A.N. : Notre GRC (Gouvernance, gestion des risques et conformité, ndlr) Manager est le début d'un nouveau business pour nous. Il y a 18 mois, nous nous sommes rendus compte que certains de nos clients utilisaient les produits de Clarity (un éditeur racheté par CA, ndlr) pour des activités hors du domaine de l'informatique. Coca Cola par exemple gérait le processus de développement de ses nouveaux produits dans Clarity. Ce constat nous a incité à appliquer des technologies issues de la gestion de service IT à d'autres domaines. C'est ce qui a donné naissance à GRC Manager. Ce secteur devrait d'ailleurs donner naissance à de nouveaux produits de gouvernance dont le spectre va s'étendre hors de l'IT. C'est une évolution naturelle. Si notre métier d'origine se banalise, il nous faut trouver de nouveaux segments générateurs de revenus. Nous sommes bien positionnés d'un point de vue technique et marché pour tirer parti de l'intérêt des organisations pour la gestion des risques, la gouvernance et la gestion d'événements non IT par exemple dans la santé, mais aussi au sein d'équipements en réseau.

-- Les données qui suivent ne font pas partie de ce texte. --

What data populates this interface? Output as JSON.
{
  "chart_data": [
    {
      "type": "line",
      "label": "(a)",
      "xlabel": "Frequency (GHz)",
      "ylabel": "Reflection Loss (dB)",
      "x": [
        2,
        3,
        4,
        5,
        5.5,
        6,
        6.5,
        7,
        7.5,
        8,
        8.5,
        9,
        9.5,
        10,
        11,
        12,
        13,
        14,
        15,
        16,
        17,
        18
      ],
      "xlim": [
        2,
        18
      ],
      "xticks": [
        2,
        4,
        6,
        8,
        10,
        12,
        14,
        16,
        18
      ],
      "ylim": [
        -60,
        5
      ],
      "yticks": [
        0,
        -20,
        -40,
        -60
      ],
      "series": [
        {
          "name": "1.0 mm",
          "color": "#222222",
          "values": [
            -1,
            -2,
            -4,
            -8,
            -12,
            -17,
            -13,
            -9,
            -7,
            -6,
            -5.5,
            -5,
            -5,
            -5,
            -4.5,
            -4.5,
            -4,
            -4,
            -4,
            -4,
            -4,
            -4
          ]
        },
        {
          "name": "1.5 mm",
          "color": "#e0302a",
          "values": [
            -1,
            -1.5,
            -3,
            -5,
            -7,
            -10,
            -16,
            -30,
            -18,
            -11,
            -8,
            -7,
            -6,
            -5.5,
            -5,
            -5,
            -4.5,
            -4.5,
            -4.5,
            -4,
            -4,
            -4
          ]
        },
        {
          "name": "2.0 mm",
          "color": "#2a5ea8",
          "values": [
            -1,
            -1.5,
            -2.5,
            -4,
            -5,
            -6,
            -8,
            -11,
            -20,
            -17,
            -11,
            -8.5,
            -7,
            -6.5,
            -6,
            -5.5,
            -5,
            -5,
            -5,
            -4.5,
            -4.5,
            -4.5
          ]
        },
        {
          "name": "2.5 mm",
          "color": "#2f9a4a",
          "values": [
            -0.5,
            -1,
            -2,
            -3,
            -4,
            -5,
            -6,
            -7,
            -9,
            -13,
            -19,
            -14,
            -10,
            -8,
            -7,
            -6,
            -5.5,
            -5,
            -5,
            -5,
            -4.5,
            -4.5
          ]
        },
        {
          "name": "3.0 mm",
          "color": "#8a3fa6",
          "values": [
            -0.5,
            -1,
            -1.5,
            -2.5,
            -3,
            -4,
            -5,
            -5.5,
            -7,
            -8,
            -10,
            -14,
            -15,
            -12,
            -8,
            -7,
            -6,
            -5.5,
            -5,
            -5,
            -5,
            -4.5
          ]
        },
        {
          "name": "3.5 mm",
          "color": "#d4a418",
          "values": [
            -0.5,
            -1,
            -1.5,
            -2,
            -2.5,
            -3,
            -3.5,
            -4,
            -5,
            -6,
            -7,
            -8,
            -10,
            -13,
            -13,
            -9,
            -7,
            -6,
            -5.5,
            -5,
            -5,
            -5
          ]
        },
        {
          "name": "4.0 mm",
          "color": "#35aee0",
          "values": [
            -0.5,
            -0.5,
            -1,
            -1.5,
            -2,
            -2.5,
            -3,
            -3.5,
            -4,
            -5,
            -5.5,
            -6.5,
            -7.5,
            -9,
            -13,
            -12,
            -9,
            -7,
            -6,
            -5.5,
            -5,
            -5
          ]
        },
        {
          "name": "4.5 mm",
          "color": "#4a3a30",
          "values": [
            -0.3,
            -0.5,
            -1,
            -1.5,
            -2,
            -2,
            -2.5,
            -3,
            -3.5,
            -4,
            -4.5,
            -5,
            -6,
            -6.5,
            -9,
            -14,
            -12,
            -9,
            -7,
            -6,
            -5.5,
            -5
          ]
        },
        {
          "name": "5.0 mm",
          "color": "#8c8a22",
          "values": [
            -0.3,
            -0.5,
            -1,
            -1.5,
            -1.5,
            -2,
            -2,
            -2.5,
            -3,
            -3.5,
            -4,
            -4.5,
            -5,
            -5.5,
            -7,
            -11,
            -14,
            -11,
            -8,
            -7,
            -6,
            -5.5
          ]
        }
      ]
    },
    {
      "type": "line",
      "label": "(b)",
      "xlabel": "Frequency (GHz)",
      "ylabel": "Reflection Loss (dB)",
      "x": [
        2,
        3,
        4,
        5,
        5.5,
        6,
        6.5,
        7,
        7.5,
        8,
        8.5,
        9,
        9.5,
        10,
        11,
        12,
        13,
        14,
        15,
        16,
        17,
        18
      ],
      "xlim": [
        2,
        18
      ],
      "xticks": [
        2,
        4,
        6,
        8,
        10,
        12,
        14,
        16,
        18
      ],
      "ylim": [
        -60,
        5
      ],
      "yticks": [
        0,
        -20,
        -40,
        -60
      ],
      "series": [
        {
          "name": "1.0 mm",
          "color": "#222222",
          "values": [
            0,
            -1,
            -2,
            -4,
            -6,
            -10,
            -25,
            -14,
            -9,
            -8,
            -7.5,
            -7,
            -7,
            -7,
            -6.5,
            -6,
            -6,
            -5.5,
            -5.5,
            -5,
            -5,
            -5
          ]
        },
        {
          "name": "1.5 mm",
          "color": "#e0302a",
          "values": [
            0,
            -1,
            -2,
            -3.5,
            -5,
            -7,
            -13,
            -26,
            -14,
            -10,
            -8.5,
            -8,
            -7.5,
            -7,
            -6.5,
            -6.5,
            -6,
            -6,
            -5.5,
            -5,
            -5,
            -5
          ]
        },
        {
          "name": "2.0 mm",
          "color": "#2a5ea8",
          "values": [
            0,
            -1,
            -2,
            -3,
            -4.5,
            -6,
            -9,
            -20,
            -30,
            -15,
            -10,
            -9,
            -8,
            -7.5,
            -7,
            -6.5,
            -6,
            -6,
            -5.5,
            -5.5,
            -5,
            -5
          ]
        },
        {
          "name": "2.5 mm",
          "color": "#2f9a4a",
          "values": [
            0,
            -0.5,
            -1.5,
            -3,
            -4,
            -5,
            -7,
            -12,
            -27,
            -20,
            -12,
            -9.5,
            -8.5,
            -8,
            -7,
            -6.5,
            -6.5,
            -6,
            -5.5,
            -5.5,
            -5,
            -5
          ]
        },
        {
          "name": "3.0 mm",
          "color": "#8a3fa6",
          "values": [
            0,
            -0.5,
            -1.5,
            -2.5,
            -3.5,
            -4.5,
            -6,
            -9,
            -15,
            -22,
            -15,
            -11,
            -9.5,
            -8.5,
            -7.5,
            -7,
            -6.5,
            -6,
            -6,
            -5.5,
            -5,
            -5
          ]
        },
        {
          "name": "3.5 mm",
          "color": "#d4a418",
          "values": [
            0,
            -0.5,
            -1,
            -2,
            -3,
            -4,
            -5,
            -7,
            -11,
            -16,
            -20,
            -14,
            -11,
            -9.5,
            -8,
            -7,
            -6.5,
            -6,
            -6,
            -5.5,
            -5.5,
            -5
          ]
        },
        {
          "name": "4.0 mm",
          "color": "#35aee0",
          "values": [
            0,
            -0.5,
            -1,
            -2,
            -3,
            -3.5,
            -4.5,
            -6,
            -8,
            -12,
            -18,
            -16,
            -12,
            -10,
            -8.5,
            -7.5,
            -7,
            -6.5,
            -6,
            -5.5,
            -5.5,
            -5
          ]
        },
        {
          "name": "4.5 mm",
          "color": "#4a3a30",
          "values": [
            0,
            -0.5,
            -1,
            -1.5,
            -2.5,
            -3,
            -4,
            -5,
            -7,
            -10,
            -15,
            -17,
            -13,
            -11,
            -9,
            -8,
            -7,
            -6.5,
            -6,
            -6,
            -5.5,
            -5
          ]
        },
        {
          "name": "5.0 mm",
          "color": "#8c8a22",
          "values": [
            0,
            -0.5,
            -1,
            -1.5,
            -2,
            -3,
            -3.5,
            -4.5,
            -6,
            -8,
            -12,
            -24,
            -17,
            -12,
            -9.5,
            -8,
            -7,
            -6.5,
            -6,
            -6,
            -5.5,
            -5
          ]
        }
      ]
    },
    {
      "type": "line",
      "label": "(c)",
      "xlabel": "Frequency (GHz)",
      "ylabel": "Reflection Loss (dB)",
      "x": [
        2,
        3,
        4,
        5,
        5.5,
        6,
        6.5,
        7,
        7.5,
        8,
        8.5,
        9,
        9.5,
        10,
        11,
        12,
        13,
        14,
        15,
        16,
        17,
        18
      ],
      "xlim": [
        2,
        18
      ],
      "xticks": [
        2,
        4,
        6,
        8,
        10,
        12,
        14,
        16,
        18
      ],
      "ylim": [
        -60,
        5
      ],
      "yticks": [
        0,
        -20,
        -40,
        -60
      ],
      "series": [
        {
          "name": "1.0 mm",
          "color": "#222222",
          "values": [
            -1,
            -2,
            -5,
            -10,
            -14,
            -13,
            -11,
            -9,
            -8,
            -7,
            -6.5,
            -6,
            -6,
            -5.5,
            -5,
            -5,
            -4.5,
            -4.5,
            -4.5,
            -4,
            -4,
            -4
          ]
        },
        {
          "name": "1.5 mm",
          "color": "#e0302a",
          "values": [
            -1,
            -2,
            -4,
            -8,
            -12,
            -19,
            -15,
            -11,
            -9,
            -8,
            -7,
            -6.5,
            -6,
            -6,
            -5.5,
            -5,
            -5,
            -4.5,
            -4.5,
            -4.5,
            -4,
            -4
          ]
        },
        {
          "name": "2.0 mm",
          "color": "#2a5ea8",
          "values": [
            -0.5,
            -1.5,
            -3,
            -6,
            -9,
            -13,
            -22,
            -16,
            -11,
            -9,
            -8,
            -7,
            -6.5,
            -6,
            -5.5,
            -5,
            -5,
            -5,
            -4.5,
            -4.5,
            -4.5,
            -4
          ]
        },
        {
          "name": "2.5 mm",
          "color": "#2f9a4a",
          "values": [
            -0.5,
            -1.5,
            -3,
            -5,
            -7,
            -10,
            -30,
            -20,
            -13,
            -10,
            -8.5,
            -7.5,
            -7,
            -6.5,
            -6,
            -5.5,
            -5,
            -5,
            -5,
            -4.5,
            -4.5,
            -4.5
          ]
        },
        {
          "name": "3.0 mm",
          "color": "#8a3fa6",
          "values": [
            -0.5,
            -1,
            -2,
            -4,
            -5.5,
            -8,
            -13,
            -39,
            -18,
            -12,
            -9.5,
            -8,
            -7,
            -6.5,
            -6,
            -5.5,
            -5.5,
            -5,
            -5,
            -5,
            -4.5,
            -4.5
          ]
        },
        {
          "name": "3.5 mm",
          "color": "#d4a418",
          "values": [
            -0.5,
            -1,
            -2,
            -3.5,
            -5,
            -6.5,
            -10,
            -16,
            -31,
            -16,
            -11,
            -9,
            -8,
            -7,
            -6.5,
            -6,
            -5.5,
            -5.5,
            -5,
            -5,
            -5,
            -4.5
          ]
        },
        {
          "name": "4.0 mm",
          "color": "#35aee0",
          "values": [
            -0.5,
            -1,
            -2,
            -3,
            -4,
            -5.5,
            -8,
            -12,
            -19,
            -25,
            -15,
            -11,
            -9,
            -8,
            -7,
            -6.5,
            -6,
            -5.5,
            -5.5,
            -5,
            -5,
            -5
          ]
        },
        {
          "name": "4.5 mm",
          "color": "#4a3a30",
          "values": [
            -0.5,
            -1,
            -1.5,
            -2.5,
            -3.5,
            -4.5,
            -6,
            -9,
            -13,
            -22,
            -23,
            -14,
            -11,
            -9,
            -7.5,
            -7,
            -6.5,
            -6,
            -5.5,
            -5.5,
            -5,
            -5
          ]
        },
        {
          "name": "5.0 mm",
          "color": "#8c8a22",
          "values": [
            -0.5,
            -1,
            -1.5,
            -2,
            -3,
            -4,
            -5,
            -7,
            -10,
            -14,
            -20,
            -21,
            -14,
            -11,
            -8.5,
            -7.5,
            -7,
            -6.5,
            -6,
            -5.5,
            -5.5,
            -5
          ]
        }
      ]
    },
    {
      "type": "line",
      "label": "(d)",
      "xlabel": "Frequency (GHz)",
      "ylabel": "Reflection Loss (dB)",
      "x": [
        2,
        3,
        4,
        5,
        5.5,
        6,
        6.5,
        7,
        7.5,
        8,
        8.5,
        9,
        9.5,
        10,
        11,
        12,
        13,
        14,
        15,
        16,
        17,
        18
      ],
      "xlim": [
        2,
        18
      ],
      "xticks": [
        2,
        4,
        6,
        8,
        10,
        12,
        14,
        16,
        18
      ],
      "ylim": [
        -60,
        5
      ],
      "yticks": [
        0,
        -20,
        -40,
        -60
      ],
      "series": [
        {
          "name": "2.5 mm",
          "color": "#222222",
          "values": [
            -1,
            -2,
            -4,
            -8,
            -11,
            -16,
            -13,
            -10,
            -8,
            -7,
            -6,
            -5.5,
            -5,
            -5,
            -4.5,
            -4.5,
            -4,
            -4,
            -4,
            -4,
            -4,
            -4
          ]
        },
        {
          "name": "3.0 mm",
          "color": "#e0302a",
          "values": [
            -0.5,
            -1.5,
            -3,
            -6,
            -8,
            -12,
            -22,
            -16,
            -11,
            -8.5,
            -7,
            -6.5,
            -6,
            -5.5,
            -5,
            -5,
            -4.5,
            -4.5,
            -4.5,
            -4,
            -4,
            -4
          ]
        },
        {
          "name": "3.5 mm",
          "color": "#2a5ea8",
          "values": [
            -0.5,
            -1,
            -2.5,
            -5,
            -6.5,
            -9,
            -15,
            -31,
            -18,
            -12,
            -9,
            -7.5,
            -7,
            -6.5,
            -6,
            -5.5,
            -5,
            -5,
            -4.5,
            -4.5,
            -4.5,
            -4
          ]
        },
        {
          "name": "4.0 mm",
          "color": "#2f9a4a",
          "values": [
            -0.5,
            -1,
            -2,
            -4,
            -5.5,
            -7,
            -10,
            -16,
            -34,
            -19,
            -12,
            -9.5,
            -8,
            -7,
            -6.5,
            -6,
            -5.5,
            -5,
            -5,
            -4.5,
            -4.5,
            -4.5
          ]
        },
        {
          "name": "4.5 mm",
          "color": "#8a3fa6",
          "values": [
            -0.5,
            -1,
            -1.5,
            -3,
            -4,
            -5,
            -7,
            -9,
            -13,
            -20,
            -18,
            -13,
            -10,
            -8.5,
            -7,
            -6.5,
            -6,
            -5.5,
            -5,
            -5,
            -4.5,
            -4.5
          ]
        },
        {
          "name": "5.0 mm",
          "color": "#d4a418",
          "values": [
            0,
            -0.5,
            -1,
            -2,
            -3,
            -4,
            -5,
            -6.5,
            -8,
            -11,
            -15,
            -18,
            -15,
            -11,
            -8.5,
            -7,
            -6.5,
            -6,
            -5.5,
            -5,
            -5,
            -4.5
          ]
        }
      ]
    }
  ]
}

Cette mutation passe-t-elle par un regain d'intérêt pour des secteurs verticaux ?

A.N. : Oui

Certains parlent d'une approche à base de processus à propos d'Itil et considèrent que l'on va voir émerger des PGI pour gérer l'informatique d'entreprise. Est-ce l'objet de votre stratégie EITM ?

A.N. : J'aime l'analogie d'une approche intégrée pour résoudre les problèmes de supervision et de gouvernance. Ceci dit, il y a eu tellement d'implémentations catastrophiques de PGI… Je crois que beaucoup de problèmes sont venus d'une approche "Rip and replace" (littéralement, virer l'existant pour tout remplacer, ndlr). Certains ont aussi commis l'erreur de vouloir remplacer les processus câblés dans les outils par leurs propres processus. 200 M$ de développement plus loin, ils n'avaient toujours rien qui marchait ! Dans le climat économique actuel, ce n'est pas une démarche acceptable. Il faut comprendre comment apporter de la valeur aux clients plutôt que de les convaincre de tout changer. L'homogénéisation des processus IT peut être une démarche positive, si elle permet aux entreprises de se concentrer sur les processus qui leur apportent de la valeur.